The price of cannabis has plummeted in the past several years because of vastly increased production in California, in Santa Barbara and other counties as well.

This increased production does not appear to be going anywhere anytime soon. The current situation is a classic case of an imbalance between supply and demand, which is to say there is likely to be a glut of cannabis — and therefore low prices and low tax revenue — for the foreseeable future.

Bottom line. The Santa Barbara County Cannabis Program was sold as a very substantial source of net new revenue for the County. This does not now appear to be the case.

The Board of Supervisors therefore should consider a review of the current policy and determine whether modifications would be desirable.
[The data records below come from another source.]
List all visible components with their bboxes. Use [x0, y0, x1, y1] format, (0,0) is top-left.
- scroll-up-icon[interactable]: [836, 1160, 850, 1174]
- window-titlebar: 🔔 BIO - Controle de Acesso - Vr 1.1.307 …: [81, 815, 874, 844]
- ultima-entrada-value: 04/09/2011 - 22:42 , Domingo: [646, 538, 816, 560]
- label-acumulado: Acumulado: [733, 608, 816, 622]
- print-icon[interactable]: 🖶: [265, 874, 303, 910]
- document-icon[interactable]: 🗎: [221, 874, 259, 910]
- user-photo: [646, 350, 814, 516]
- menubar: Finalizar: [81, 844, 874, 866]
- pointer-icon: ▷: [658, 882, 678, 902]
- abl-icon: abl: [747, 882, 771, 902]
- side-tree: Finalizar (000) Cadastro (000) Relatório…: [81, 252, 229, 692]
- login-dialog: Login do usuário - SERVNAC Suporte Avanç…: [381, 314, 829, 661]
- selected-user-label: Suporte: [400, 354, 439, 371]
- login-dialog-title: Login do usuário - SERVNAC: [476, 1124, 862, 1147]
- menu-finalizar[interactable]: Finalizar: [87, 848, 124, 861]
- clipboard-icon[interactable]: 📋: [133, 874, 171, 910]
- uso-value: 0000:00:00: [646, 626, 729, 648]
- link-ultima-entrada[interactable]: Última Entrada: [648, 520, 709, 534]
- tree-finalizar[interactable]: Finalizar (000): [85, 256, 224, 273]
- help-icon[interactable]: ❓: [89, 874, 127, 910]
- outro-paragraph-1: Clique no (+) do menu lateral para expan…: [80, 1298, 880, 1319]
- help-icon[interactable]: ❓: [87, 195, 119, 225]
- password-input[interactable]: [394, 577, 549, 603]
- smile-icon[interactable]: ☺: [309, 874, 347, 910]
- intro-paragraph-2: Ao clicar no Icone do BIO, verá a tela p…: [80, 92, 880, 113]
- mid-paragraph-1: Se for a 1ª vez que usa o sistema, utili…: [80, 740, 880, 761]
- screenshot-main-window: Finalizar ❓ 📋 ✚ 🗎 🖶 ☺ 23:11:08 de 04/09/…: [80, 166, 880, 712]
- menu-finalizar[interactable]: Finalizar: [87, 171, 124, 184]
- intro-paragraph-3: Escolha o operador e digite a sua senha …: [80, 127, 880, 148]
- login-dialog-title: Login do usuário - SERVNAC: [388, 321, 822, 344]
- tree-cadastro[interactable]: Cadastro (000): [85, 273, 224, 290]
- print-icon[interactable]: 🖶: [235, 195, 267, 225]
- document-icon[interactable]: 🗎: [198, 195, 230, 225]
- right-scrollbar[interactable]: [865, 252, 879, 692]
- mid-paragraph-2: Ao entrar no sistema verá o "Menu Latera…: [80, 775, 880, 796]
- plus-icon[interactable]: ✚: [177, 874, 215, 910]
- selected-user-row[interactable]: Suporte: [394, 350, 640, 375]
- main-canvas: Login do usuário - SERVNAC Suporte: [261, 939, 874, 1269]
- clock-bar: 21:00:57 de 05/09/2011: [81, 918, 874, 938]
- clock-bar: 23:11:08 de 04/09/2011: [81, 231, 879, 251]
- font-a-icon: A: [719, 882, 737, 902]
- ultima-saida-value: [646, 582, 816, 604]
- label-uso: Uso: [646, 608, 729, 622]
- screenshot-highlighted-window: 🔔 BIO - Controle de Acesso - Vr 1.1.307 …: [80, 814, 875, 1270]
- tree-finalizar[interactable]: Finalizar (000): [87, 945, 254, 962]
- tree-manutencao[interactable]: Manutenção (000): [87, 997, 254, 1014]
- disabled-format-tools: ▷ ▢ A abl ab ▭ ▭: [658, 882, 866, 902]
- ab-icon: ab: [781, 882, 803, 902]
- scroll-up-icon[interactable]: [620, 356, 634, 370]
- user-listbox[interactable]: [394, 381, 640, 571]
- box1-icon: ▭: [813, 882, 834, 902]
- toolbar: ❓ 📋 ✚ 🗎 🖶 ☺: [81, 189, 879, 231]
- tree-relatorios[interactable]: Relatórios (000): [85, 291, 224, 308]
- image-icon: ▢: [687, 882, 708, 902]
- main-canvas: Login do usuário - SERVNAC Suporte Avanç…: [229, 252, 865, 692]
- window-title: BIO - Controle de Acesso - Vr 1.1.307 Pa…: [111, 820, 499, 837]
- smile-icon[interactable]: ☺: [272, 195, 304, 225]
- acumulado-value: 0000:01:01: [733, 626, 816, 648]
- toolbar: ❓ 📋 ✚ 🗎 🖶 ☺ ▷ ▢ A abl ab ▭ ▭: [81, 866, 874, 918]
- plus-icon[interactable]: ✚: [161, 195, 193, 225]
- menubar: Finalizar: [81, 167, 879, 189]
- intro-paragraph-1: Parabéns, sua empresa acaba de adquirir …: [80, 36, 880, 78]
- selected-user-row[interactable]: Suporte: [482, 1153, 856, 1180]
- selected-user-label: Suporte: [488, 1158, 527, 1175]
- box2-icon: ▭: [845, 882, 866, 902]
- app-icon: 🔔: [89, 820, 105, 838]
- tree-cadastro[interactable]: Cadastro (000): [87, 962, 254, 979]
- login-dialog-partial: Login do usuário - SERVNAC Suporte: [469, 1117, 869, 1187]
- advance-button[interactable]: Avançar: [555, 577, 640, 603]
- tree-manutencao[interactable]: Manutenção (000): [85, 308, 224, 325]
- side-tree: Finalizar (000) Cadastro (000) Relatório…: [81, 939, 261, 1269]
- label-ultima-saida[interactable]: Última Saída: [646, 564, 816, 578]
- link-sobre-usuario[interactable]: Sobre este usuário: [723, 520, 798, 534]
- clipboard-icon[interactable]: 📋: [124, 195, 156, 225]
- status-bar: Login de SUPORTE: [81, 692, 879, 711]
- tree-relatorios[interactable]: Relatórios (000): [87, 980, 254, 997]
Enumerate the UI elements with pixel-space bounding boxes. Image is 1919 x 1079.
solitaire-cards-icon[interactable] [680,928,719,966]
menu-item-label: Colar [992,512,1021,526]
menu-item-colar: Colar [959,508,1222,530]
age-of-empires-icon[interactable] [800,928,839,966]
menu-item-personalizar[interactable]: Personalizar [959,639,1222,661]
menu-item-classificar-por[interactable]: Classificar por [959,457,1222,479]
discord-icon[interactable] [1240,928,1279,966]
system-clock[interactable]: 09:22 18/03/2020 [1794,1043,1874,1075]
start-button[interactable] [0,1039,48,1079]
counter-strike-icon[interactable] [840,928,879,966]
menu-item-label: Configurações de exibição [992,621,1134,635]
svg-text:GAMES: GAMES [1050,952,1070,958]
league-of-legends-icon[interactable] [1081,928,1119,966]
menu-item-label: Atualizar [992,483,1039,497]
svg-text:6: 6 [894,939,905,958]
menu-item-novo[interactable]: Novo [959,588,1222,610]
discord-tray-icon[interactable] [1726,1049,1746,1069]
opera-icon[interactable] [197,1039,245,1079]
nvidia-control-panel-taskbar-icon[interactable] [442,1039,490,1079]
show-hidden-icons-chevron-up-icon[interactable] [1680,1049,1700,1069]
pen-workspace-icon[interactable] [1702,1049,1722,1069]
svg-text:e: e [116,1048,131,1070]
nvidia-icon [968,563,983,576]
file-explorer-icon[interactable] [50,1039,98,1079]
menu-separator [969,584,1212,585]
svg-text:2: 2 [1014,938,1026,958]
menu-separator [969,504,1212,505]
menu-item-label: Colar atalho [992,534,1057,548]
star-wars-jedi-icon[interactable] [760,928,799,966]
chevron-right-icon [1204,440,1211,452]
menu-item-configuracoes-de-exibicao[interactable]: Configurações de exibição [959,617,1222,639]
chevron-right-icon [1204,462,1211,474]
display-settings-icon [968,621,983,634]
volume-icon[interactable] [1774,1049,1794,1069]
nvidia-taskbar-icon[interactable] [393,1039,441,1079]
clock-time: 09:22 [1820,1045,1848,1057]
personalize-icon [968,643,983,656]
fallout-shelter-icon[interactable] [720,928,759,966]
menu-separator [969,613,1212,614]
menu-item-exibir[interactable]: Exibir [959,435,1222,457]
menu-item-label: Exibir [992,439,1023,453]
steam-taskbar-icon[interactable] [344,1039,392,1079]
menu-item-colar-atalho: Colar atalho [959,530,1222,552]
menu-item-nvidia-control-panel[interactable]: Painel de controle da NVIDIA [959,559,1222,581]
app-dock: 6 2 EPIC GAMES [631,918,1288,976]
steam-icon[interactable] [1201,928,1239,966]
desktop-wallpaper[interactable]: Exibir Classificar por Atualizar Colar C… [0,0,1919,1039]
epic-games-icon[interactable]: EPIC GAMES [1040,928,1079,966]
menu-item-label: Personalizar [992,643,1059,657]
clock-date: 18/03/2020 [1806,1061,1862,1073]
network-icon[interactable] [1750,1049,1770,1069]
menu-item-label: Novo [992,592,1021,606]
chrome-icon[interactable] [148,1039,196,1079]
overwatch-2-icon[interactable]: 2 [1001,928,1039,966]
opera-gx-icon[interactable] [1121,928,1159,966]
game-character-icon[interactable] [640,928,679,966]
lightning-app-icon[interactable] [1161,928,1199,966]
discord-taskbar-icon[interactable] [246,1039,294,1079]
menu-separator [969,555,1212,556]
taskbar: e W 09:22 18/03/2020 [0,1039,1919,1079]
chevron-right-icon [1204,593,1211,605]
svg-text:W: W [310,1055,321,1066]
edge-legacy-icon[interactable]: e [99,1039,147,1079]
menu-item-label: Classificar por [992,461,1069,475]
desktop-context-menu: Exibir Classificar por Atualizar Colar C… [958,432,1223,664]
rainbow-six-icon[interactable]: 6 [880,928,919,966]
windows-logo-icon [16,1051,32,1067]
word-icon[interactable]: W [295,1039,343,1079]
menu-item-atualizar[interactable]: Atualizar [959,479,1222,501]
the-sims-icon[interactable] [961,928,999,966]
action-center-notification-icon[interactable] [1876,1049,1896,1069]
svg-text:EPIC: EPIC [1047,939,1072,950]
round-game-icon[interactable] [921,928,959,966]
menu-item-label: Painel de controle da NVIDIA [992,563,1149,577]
As 4th District Supervisor Bob Nelson noted last week, this could lead to a countywide ballot measure.

The issue is not whether there should be cannabis production in Santa Barbara County but the conditions of this production–including tax policy.

Outcomes of the current county Cannabis Program suggest a comprehensive review of policy would be desirable. Under any circumstances, the Board of Supervisors will have to grapple with millions, and even tens of millions, of dollars of less revenue from the County Cannabis Program than was originally thought would likely be the case.

Lanny Ebenstein teaches economics at UCSB and is a past member of the Santa Barbara Board of Education.